Power on the sea bed

Fuel cells powered by energy from the sea floor could indefinitely supply electricity to instruments used to monitor ocean currents and water temperatures.

Fuel cells powered by energy from the sea floor could indefinitely supply electricity to instruments used to monitor ocean currents and water temperatures, according to a report in the December 2000 issue of Environmental Science & Technology.

The small, lightweight devices have been likened to cleaner, safer batteries that never run down. Fuel cell technology has been used by NASA for onboard power during space flight and is currently being investigated for use in motor vehicles and home power.

The researchers found that the electrical potential of sediment on the sea floor differs from the electrical potential of the surrounding salt water. According to Leonard Tender, a co-author of the study from the US Naval Research Laboratory in Washington DC, collecting power from that differential could supply energy for fuel cells for self-sustaining oceanographic equipment.

Organic matter in sediment on the ocean floor ordinarily releases energy as it decays. In shallow waters -less than 1,000 meters – that energy is concentrated just below the ocean floor.

Energy for the fuel cell – like the voltage between opposite poles of a battery – comes from a reaction involving chemicals released from the buried sediment and the oxygen, according to co-author Clare Reimers of the Oregon State University.

The battery-powered equipment now used for ocean monitoring must be periodically raised or replaced to replenish power, said Tender.

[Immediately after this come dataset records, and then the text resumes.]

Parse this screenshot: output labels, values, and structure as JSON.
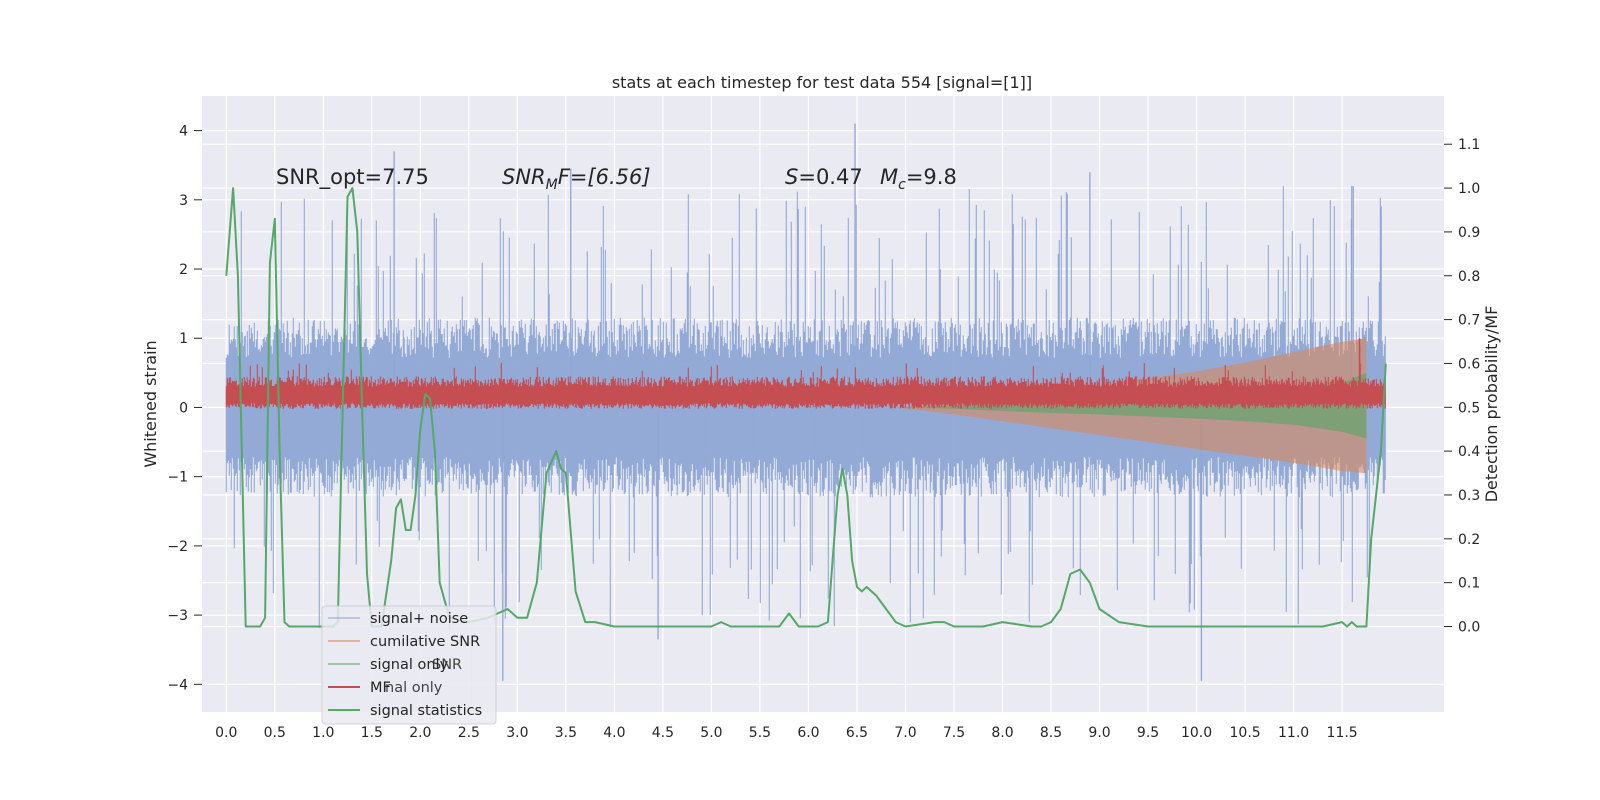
{
  "chart_data": {
    "type": "line",
    "title": "stats at each timestep for test data 554 [signal=[1]]",
    "xlabel": "",
    "ylabel": "Whitened strain",
    "ylabel_right": "Detection probability/MF",
    "xlim": [
      -0.25,
      12.55
    ],
    "ylim": [
      -4.4,
      4.5
    ],
    "ylim_right": [
      -0.195,
      1.21
    ],
    "x_ticks": [
      "0.0",
      "0.5",
      "1.0",
      "1.5",
      "2.0",
      "2.5",
      "3.0",
      "3.5",
      "4.0",
      "4.5",
      "5.0",
      "5.5",
      "6.0",
      "6.5",
      "7.0",
      "7.5",
      "8.0",
      "8.5",
      "9.0",
      "9.5",
      "10.0",
      "10.5",
      "11.0",
      "11.5"
    ],
    "y_ticks": [
      "4",
      "3",
      "2",
      "1",
      "0",
      "−1",
      "−2",
      "−3",
      "−4"
    ],
    "y_ticks_right": [
      "1.1",
      "1.0",
      "0.9",
      "0.8",
      "0.7",
      "0.6",
      "0.5",
      "0.4",
      "0.3",
      "0.2",
      "0.1",
      "0.0"
    ],
    "grid": true,
    "legend_position": "lower-left",
    "annotations": {
      "snr_opt": "SNR_opt=7.75",
      "snr_mf_main": "SNR",
      "snr_mf_sub": "M",
      "snr_mf_rest": "F=[6.56]",
      "s_main": "S",
      "s_rest": "=0.47",
      "mc_main": "M",
      "mc_sub": "c",
      "mc_rest": "=9.8"
    },
    "series": [
      {
        "name": "signal+ noise",
        "color": "#8fa6d4",
        "axis": "left",
        "description_values": "noise band approx ±1.3 with spikes to ±3.7",
        "x_range": [
          0.0,
          11.95
        ],
        "envelope": {
          "upper": 1.3,
          "lower": -1.3,
          "peak_max": 4.1,
          "peak_min": -3.95
        }
      },
      {
        "name": "cumilative SNR",
        "color": "#dd8452",
        "axis": "left",
        "x": [
          6.9,
          7.5,
          8.0,
          8.5,
          9.0,
          9.5,
          10.0,
          10.5,
          11.0,
          11.5,
          11.75
        ],
        "upper": [
          0.0,
          0.07,
          0.14,
          0.22,
          0.32,
          0.42,
          0.52,
          0.65,
          0.8,
          0.95,
          1.0
        ],
        "lower": [
          0.0,
          -0.1,
          -0.2,
          -0.3,
          -0.4,
          -0.5,
          -0.6,
          -0.7,
          -0.8,
          -0.92,
          -0.95
        ]
      },
      {
        "name": "signal only",
        "color": "#55a868",
        "axis": "left",
        "x": [
          7.0,
          7.5,
          8.0,
          8.5,
          9.0,
          9.5,
          10.0,
          10.5,
          11.0,
          11.5,
          11.75
        ],
        "upper": [
          0.0,
          0.03,
          0.06,
          0.09,
          0.12,
          0.15,
          0.18,
          0.22,
          0.27,
          0.35,
          0.5
        ],
        "lower": [
          0.0,
          -0.02,
          -0.05,
          -0.08,
          -0.1,
          -0.13,
          -0.16,
          -0.2,
          -0.25,
          -0.35,
          -0.45
        ]
      },
      {
        "name": "MF",
        "color": "#c44e52",
        "axis": "left",
        "x_range": [
          0.0,
          11.95
        ],
        "band": {
          "mean": 0.2,
          "upper": 0.45,
          "lower": -0.02,
          "peak_max": 1.0
        }
      },
      {
        "name": "signal statistics",
        "color": "#55a868",
        "axis": "right",
        "x": [
          0.0,
          0.07,
          0.12,
          0.2,
          0.35,
          0.4,
          0.45,
          0.5,
          0.55,
          0.6,
          0.65,
          0.7,
          0.8,
          1.0,
          1.1,
          1.15,
          1.25,
          1.3,
          1.35,
          1.4,
          1.45,
          1.5,
          1.55,
          1.6,
          1.7,
          1.75,
          1.8,
          1.85,
          1.9,
          1.95,
          2.0,
          2.05,
          2.1,
          2.15,
          2.2,
          2.3,
          2.5,
          2.7,
          2.9,
          3.0,
          3.1,
          3.2,
          3.3,
          3.4,
          3.45,
          3.5,
          3.6,
          3.7,
          3.8,
          4.0,
          4.5,
          5.0,
          5.1,
          5.2,
          5.4,
          5.6,
          5.7,
          5.8,
          5.9,
          6.0,
          6.1,
          6.2,
          6.3,
          6.35,
          6.4,
          6.45,
          6.5,
          6.55,
          6.6,
          6.7,
          6.8,
          6.9,
          7.0,
          7.3,
          7.4,
          7.5,
          7.8,
          8.0,
          8.3,
          8.4,
          8.5,
          8.6,
          8.7,
          8.8,
          8.9,
          9.0,
          9.2,
          9.5,
          10.0,
          10.5,
          11.0,
          11.2,
          11.3,
          11.5,
          11.55,
          11.6,
          11.65,
          11.7,
          11.75,
          11.8,
          11.9,
          11.95
        ],
        "y": [
          0.8,
          1.0,
          0.8,
          0.0,
          0.0,
          0.02,
          0.83,
          0.93,
          0.4,
          0.01,
          0.0,
          0.0,
          0.0,
          0.0,
          0.0,
          0.01,
          0.98,
          1.0,
          0.9,
          0.5,
          0.12,
          0.0,
          0.0,
          0.0,
          0.15,
          0.27,
          0.29,
          0.22,
          0.22,
          0.3,
          0.45,
          0.53,
          0.52,
          0.4,
          0.1,
          0.02,
          0.01,
          0.02,
          0.04,
          0.02,
          0.02,
          0.1,
          0.35,
          0.4,
          0.36,
          0.35,
          0.08,
          0.01,
          0.01,
          0.0,
          0.0,
          0.0,
          0.01,
          0.0,
          0.0,
          0.0,
          0.0,
          0.03,
          0.0,
          0.0,
          0.0,
          0.01,
          0.3,
          0.36,
          0.3,
          0.15,
          0.09,
          0.08,
          0.09,
          0.07,
          0.04,
          0.01,
          0.0,
          0.01,
          0.01,
          0.0,
          0.0,
          0.01,
          0.0,
          0.0,
          0.01,
          0.04,
          0.12,
          0.13,
          0.1,
          0.04,
          0.01,
          0.0,
          0.0,
          0.0,
          0.0,
          0.0,
          0.0,
          0.01,
          0.0,
          0.01,
          0.0,
          0.0,
          0.0,
          0.2,
          0.4,
          0.6
        ]
      }
    ],
    "legend": [
      {
        "label": "signal+ noise",
        "color": "#8fa6d4"
      },
      {
        "label": "cumilative SNR",
        "color": "#dd8452"
      },
      {
        "label": "signal only",
        "color": "#55a868"
      },
      {
        "label": "MF",
        "color": "#c44e52"
      },
      {
        "label": "signal statistics",
        "color": "#55a868"
      }
    ],
    "legend_overlap_ghosts": [
      {
        "label": "SNR"
      },
      {
        "label": "nal only"
      }
    ],
    "colors": {
      "plot_background": "#eaeaf2",
      "grid": "#ffffff",
      "signal_noise": "#8fa6d4",
      "cumulative_snr": "#dd8452",
      "signal_only": "#55a868",
      "mf": "#c44e52",
      "signal_statistics": "#55a868",
      "text": "#262626"
    }
  }
}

This is a costly, time-consuming process, he added. In contrast, decaying marine organisms could continually recharge the fuel cell described in the research.

‘These devices could significantly reduce the cost of ocean monitoring, which is important for naval and commercial marine operations and early warning of changes in marine ecosystems and resources,’ said Reimers.

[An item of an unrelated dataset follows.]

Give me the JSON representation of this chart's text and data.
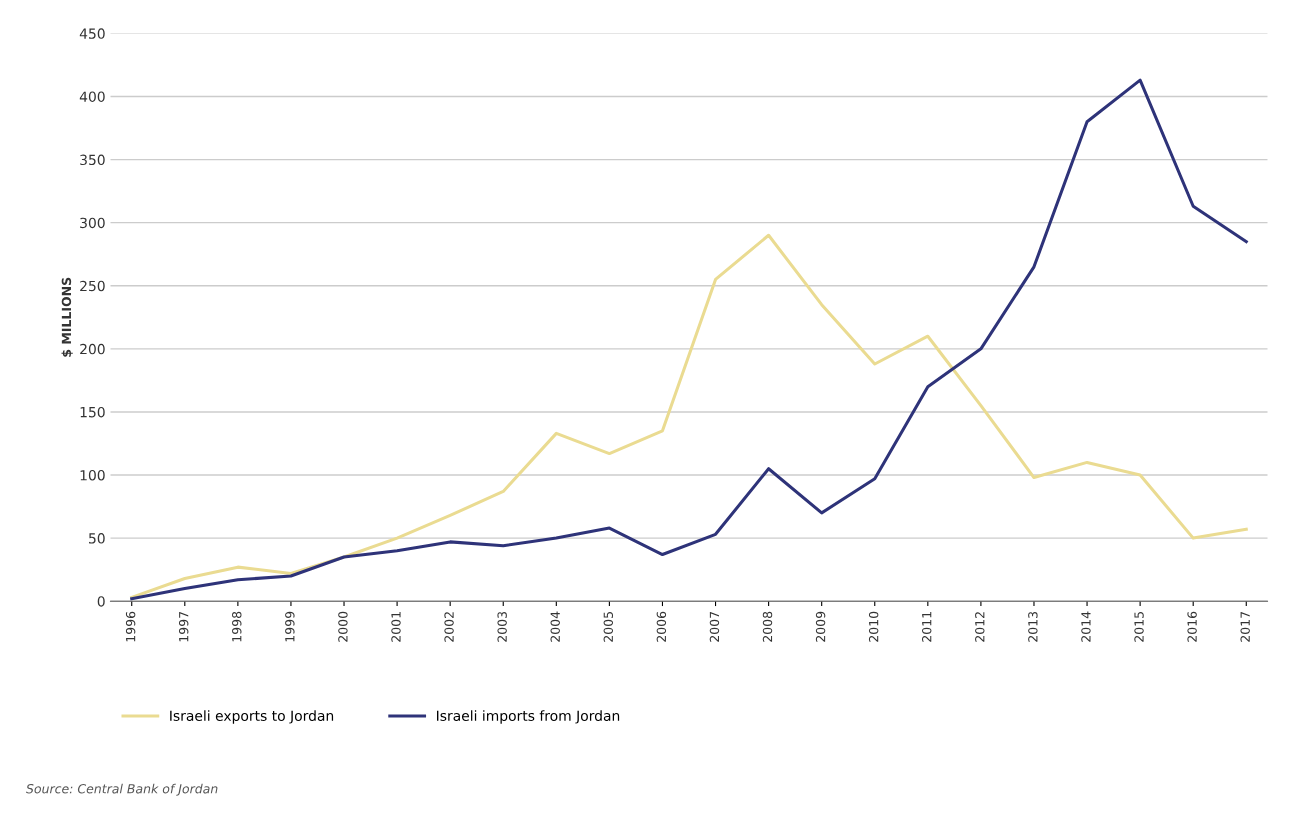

In laboratory testing, the researchers were able to harvest approximately one microWatt of power per centimetre of fuel cell – the amount needed to power a small light-emitting diode, said Tender. The researchers are field-testing the fuel cells in the ocean and trying to get more power from them, he said.

‘We calculate that optimised power supplies could run oceanographic instruments based on this phenomenon for routine long-term operations in the coastal ocean,’ concluded Tender.